Correlation Between Leggett Platt and Oshkosh
Can any of the company-specific risk be diversified away by investing in both Leggett Platt and Oshkosh at the same time? Although using a correlation coefficient on its own may not help to predict future stock returns, this module helps to understand the diversifiable risk of combining Leggett Platt and Oshkosh into the same portfolio, which is an essential part of the fundamental portfolio management process.
By analyzing existing cross correlation between Leggett Platt Incorporated and Oshkosh, you can compare the effects of market volatilities on Leggett Platt and Oshkosh and check how they will diversify away market risk if combined in the same portfolio for a given time horizon. You can also utilize pair trading strategies of matching a long position in Leggett Platt with a short position of Oshkosh. Check out your portfolio center. Please also check ongoing floating volatility patterns of Leggett Platt and Oshkosh.

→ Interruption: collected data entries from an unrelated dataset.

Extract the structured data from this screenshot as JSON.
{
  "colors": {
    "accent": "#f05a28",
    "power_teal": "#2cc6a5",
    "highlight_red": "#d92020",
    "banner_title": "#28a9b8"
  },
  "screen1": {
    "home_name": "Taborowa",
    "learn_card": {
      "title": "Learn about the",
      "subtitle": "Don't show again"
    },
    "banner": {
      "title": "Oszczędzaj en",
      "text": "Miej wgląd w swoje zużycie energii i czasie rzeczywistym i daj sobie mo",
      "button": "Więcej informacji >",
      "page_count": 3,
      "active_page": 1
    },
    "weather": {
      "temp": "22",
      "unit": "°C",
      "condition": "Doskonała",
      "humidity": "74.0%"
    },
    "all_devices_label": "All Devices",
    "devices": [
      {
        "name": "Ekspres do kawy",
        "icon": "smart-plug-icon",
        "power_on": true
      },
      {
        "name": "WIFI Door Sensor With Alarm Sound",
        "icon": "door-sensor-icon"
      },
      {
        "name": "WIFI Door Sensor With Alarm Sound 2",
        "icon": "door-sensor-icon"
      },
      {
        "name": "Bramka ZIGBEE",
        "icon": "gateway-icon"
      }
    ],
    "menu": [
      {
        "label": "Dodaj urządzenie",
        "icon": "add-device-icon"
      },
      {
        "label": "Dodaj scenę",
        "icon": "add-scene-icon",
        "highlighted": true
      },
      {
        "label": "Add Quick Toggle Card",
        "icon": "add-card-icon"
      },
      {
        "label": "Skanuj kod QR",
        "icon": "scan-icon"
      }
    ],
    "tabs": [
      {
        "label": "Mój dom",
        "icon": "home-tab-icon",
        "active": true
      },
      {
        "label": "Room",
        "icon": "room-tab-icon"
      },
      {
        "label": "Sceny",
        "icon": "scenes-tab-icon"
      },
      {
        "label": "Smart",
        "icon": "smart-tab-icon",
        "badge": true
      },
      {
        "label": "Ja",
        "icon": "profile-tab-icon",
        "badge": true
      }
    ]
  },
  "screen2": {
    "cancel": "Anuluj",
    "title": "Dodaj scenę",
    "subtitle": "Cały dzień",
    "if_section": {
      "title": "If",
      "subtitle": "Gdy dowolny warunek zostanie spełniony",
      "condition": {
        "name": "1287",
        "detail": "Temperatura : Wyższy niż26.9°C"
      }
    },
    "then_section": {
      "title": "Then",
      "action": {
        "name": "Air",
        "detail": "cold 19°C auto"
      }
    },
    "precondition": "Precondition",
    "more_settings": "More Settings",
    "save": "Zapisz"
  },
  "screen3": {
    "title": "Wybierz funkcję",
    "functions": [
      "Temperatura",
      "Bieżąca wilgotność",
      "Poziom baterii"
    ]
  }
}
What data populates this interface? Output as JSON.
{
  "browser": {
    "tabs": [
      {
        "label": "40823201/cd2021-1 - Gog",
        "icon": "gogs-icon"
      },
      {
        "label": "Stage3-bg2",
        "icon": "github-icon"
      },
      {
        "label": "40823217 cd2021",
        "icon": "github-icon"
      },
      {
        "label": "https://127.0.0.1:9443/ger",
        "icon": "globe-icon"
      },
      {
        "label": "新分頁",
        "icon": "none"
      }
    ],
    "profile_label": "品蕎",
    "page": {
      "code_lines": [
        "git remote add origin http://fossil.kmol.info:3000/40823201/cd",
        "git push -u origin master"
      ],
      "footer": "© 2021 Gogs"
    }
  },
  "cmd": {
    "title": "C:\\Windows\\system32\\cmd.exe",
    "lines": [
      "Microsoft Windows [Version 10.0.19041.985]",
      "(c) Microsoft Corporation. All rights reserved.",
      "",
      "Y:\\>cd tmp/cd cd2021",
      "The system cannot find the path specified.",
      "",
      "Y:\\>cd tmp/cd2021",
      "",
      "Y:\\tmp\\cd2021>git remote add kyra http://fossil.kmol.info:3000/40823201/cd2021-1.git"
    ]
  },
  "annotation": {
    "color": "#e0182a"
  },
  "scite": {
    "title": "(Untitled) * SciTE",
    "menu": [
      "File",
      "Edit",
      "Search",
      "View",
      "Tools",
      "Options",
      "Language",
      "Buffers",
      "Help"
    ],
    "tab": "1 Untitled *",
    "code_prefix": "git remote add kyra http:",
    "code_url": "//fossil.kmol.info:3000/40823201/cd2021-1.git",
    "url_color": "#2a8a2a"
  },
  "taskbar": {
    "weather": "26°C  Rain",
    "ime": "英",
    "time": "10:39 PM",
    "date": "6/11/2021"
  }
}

Diversification Opportunities for Leggett Platt and Oshkosh
-0.67 | Correlation Coefficient |
Excellent diversification
The 3 months correlation between Leggett and Oshkosh is -0.67. Overlapping area represents the amount of risk that can be diversified away by holding Leggett Platt Incorporated and Oshkosh in the same portfolio, assuming nothing else is changed. The correlation between historical prices or returns on Oshkosh and Leggett Platt is a relative statistical measure of the degree to which these equity instruments tend to move together. The correlation coefficient measures the extent to which returns on Leggett Platt Incorporated are associated (or correlated) with Oshkosh. Values of the correlation coefficient range from -1 to +1, where. The correlation of zero (0) is possible when the price movement of Oshkosh has no effect on the direction of Leggett Platt i.e., Leggett Platt and Oshkosh go up and down completely randomly.
Pair Corralation between Leggett Platt and Oshkosh
Considering the 90-day investment horizon Leggett Platt Incorporated is expected to under-perform the Oshkosh. In addition to that, Leggett Platt is 1.32 times more volatile than Oshkosh. It trades about -0.15 of its total potential returns per unit of risk. Oshkosh is currently generating about -0.01 per unit of volatility. If you would invest 11,845 in Oshkosh on January 20, 2024 and sell it today you would lose (79.00) from holding Oshkosh or give up 0.67% of portfolio value over 90 days.
Time Period | 3 Months [change] |
Direction | Moves Against |
Strength | Weak |
Accuracy | 100.0% |
Values | Daily Returns |
Leggett Platt Incorporated vs. Oshkosh
Performance |
Timeline |
Leggett Platt rporated |
Oshkosh |
Leggett Platt and Oshkosh Volatility Contrast
Predicted Return Density |
Returns |
Pair Trading with Leggett Platt and Oshkosh
The main advantage of trading using opposite Leggett Platt and Oshkosh positions is that it hedges away some unsystematic risk. Because of two separate transactions, even if Leggett Platt position performs unexpectedly, Oshkosh can make up some of the losses. Pair trading also minimizes risk from directional movements in the market. For example, if an entire industry or sector drops because of unexpected headlines, the short position in Oshkosh will offset losses from the drop in Oshkosh's long position.Leggett Platt vs. Mohawk Industries | Leggett Platt vs. Tempur Sealy International | Leggett Platt vs. Ethan Allen Interiors | Leggett Platt vs. The Lovesac |
Oshkosh vs. AGCO Corporation | Oshkosh vs. CNH Industrial NV | Oshkosh vs. Deere Company | Oshkosh vs. Lindsay |
Check out your portfolio center.Note that this page's information should be used as a complementary analysis to find the right mix of equity instruments to add to your existing portfolios or create a brand new portfolio. You can also try the Fundamental Analysis module to view fundamental data based on most recent published financial statements.